4 of 4 people found the following review helpful:
4.0 out of 5 stars
History?,
This review is from: The King of the Fields (Penguin Twentieth-Century Classics) (Paperback)
Over the years, I have read this novel a number of times. Contrary to many interpretations of this work, I did not view it as a historical novel, at least not the history that is represented on the surface. Instead, it is the history of Poland, Christianity and Judaism now, then and every time in between. Furthermore, it is a story of the human condition. One should not approach this novel in a literal sense. If you do, you are bound to be disappointed.
2 of 2 people found the following review helpful:
4.0 out of 5 stars
Not Singer's best, but a good way to view his creative drives,
By Eric Maroney (Trumansburg, NY) - See all my reviews
This review is from: The King of the Fields (Penguin Twentieth-Century Classics) (Paperback)

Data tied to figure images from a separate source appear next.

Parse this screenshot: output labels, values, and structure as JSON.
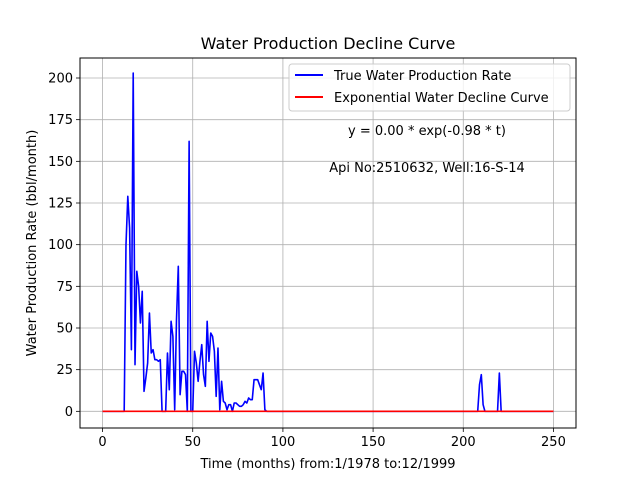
{
  "chart_data": {
    "type": "line",
    "title": "Water Production Decline Curve",
    "xlabel": "Time (months) from:1/1978 to:12/1999",
    "ylabel": "Water Production Rate (bbl/month)",
    "xlim": [
      -12.5,
      262.5
    ],
    "ylim": [
      -10,
      212
    ],
    "xticks": [
      0,
      50,
      100,
      150,
      200,
      250
    ],
    "yticks": [
      0,
      25,
      50,
      75,
      100,
      125,
      150,
      175,
      200
    ],
    "grid": true,
    "legend_position": "upper-right",
    "annotations": [
      "y = 0.00 * exp(-0.98 * t)",
      "Api No:2510632, Well:16-S-14"
    ],
    "series": [
      {
        "name": "True Water Production Rate",
        "color": "#0000ff",
        "points": [
          [
            0,
            0
          ],
          [
            12,
            0
          ],
          [
            13,
            100
          ],
          [
            14,
            129
          ],
          [
            15,
            110
          ],
          [
            16,
            37
          ],
          [
            17,
            203
          ],
          [
            18,
            28
          ],
          [
            19,
            84
          ],
          [
            20,
            75
          ],
          [
            21,
            53
          ],
          [
            22,
            72
          ],
          [
            23,
            12
          ],
          [
            24,
            20
          ],
          [
            25,
            29
          ],
          [
            26,
            59
          ],
          [
            27,
            35
          ],
          [
            28,
            37
          ],
          [
            29,
            31
          ],
          [
            30,
            31
          ],
          [
            31,
            30
          ],
          [
            32,
            31
          ],
          [
            33,
            0
          ],
          [
            34,
            0
          ],
          [
            35,
            0
          ],
          [
            36,
            35
          ],
          [
            37,
            13
          ],
          [
            38,
            54
          ],
          [
            39,
            45
          ],
          [
            40,
            1
          ],
          [
            41,
            55
          ],
          [
            42,
            87
          ],
          [
            43,
            10
          ],
          [
            44,
            24
          ],
          [
            45,
            24
          ],
          [
            46,
            22
          ],
          [
            47,
            0
          ],
          [
            48,
            162
          ],
          [
            49,
            0
          ],
          [
            50,
            0
          ],
          [
            51,
            36
          ],
          [
            52,
            29
          ],
          [
            53,
            18
          ],
          [
            54,
            30
          ],
          [
            55,
            40
          ],
          [
            56,
            22
          ],
          [
            57,
            15
          ],
          [
            58,
            54
          ],
          [
            59,
            30
          ],
          [
            60,
            47
          ],
          [
            61,
            45
          ],
          [
            62,
            36
          ],
          [
            63,
            9
          ],
          [
            64,
            38
          ],
          [
            65,
            1
          ],
          [
            66,
            18
          ],
          [
            67,
            6
          ],
          [
            68,
            5
          ],
          [
            69,
            1
          ],
          [
            70,
            4
          ],
          [
            71,
            4
          ],
          [
            72,
            0
          ],
          [
            73,
            5
          ],
          [
            74,
            5
          ],
          [
            75,
            4
          ],
          [
            76,
            3
          ],
          [
            77,
            3
          ],
          [
            78,
            4
          ],
          [
            79,
            6
          ],
          [
            80,
            5
          ],
          [
            81,
            8
          ],
          [
            82,
            7
          ],
          [
            83,
            7
          ],
          [
            84,
            19
          ],
          [
            85,
            19
          ],
          [
            86,
            19
          ],
          [
            87,
            16
          ],
          [
            88,
            13
          ],
          [
            89,
            23
          ],
          [
            90,
            1
          ],
          [
            91,
            0
          ],
          [
            92,
            0
          ],
          [
            208,
            0
          ],
          [
            209,
            16
          ],
          [
            210,
            22
          ],
          [
            211,
            4
          ],
          [
            212,
            0
          ],
          [
            219,
            0
          ],
          [
            220,
            23
          ],
          [
            221,
            0
          ],
          [
            250,
            0
          ]
        ]
      },
      {
        "name": "Exponential Water Decline Curve",
        "color": "#ff0000",
        "points": [
          [
            0,
            0
          ],
          [
            250,
            0
          ]
        ]
      }
    ]
  }
}
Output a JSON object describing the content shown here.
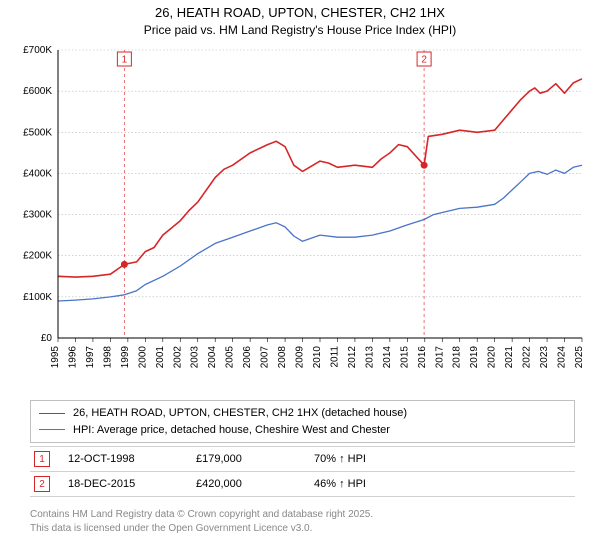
{
  "title": {
    "line1": "26, HEATH ROAD, UPTON, CHESTER, CH2 1HX",
    "line2": "Price paid vs. HM Land Registry's House Price Index (HPI)"
  },
  "chart": {
    "type": "line",
    "background_color": "#ffffff",
    "grid_color": "#b8b8b8",
    "axis_color": "#000000",
    "label_fontsize": 10,
    "y": {
      "label_prefix": "£",
      "min": 0,
      "max": 700000,
      "step": 100000,
      "ticks": [
        "£0",
        "£100K",
        "£200K",
        "£300K",
        "£400K",
        "£500K",
        "£600K",
        "£700K"
      ]
    },
    "x": {
      "min": 1995,
      "max": 2025,
      "ticks": [
        1995,
        1996,
        1997,
        1998,
        1999,
        2000,
        2001,
        2002,
        2003,
        2004,
        2005,
        2006,
        2007,
        2008,
        2009,
        2010,
        2011,
        2012,
        2013,
        2014,
        2015,
        2016,
        2017,
        2018,
        2019,
        2020,
        2021,
        2022,
        2023,
        2024,
        2025
      ]
    },
    "series": [
      {
        "name": "price_paid",
        "color": "#d62728",
        "line_width": 1.6,
        "data": [
          [
            1995,
            150000
          ],
          [
            1996,
            148000
          ],
          [
            1997,
            150000
          ],
          [
            1998,
            155000
          ],
          [
            1998.8,
            179000
          ],
          [
            1999.5,
            185000
          ],
          [
            2000,
            210000
          ],
          [
            2000.5,
            220000
          ],
          [
            2001,
            250000
          ],
          [
            2002,
            285000
          ],
          [
            2002.5,
            310000
          ],
          [
            2003,
            330000
          ],
          [
            2004,
            390000
          ],
          [
            2004.5,
            410000
          ],
          [
            2005,
            420000
          ],
          [
            2006,
            450000
          ],
          [
            2007,
            470000
          ],
          [
            2007.5,
            478000
          ],
          [
            2008,
            465000
          ],
          [
            2008.5,
            420000
          ],
          [
            2009,
            405000
          ],
          [
            2010,
            430000
          ],
          [
            2010.5,
            425000
          ],
          [
            2011,
            415000
          ],
          [
            2012,
            420000
          ],
          [
            2013,
            415000
          ],
          [
            2013.5,
            435000
          ],
          [
            2014,
            450000
          ],
          [
            2014.5,
            470000
          ],
          [
            2015,
            465000
          ],
          [
            2015.96,
            420000
          ],
          [
            2016.2,
            490000
          ],
          [
            2017,
            495000
          ],
          [
            2018,
            505000
          ],
          [
            2019,
            500000
          ],
          [
            2020,
            505000
          ],
          [
            2020.5,
            530000
          ],
          [
            2021,
            555000
          ],
          [
            2021.5,
            580000
          ],
          [
            2022,
            600000
          ],
          [
            2022.3,
            608000
          ],
          [
            2022.6,
            595000
          ],
          [
            2023,
            600000
          ],
          [
            2023.5,
            618000
          ],
          [
            2024,
            595000
          ],
          [
            2024.5,
            620000
          ],
          [
            2025,
            630000
          ]
        ]
      },
      {
        "name": "hpi",
        "color": "#4a74c9",
        "line_width": 1.3,
        "data": [
          [
            1995,
            90000
          ],
          [
            1996,
            92000
          ],
          [
            1997,
            95000
          ],
          [
            1998,
            100000
          ],
          [
            1998.8,
            105000
          ],
          [
            1999.5,
            115000
          ],
          [
            2000,
            130000
          ],
          [
            2001,
            150000
          ],
          [
            2002,
            175000
          ],
          [
            2003,
            205000
          ],
          [
            2004,
            230000
          ],
          [
            2005,
            245000
          ],
          [
            2006,
            260000
          ],
          [
            2007,
            275000
          ],
          [
            2007.5,
            280000
          ],
          [
            2008,
            270000
          ],
          [
            2008.5,
            248000
          ],
          [
            2009,
            235000
          ],
          [
            2010,
            250000
          ],
          [
            2011,
            245000
          ],
          [
            2012,
            245000
          ],
          [
            2013,
            250000
          ],
          [
            2014,
            260000
          ],
          [
            2015,
            275000
          ],
          [
            2015.96,
            288000
          ],
          [
            2016.5,
            300000
          ],
          [
            2017,
            305000
          ],
          [
            2018,
            315000
          ],
          [
            2019,
            318000
          ],
          [
            2020,
            325000
          ],
          [
            2020.5,
            340000
          ],
          [
            2021,
            360000
          ],
          [
            2021.5,
            380000
          ],
          [
            2022,
            400000
          ],
          [
            2022.5,
            405000
          ],
          [
            2023,
            398000
          ],
          [
            2023.5,
            408000
          ],
          [
            2024,
            400000
          ],
          [
            2024.5,
            415000
          ],
          [
            2025,
            420000
          ]
        ]
      }
    ],
    "sale_markers": [
      {
        "label": "1",
        "x": 1998.8,
        "y": 179000,
        "vline_color": "#d62728"
      },
      {
        "label": "2",
        "x": 2015.96,
        "y": 420000,
        "vline_color": "#d62728"
      }
    ],
    "vline_dash": "3,3"
  },
  "legend": {
    "items": [
      {
        "color": "#d62728",
        "width": 1.6,
        "label": "26, HEATH ROAD, UPTON, CHESTER, CH2 1HX (detached house)"
      },
      {
        "color": "#4a74c9",
        "width": 1.3,
        "label": "HPI: Average price, detached house, Cheshire West and Chester"
      }
    ]
  },
  "sales": [
    {
      "badge": "1",
      "date": "12-OCT-1998",
      "price": "£179,000",
      "pct": "70% ↑ HPI"
    },
    {
      "badge": "2",
      "date": "18-DEC-2015",
      "price": "£420,000",
      "pct": "46% ↑ HPI"
    }
  ],
  "footer": {
    "line1": "Contains HM Land Registry data © Crown copyright and database right 2025.",
    "line2": "This data is licensed under the Open Government Licence v3.0."
  },
  "colors": {
    "badge_border": "#d62728",
    "footer_text": "#888888"
  }
}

This novel, a pre-history of Poland, is really a post-history of Isaac Singer. The concerns of his character and the characterization of this Poland is Singer's: a man who has a plural marriage (this time with a mother and daughter, sometimes it is two sisters, sometimes unrelated women), who grows disgusted with eating meat, and whose only faith is the belief in death. This is the end of The Family Moskat: "Death is the real Messiah, and that is the truth!" And here it is again, slightly less brilliant and stiring, but not without some drama and interest. Singer's Poland (like Singer's New York) is really about the difficulty of finding and maintaing belief in our world, a world that works to strip us of it with unbending will.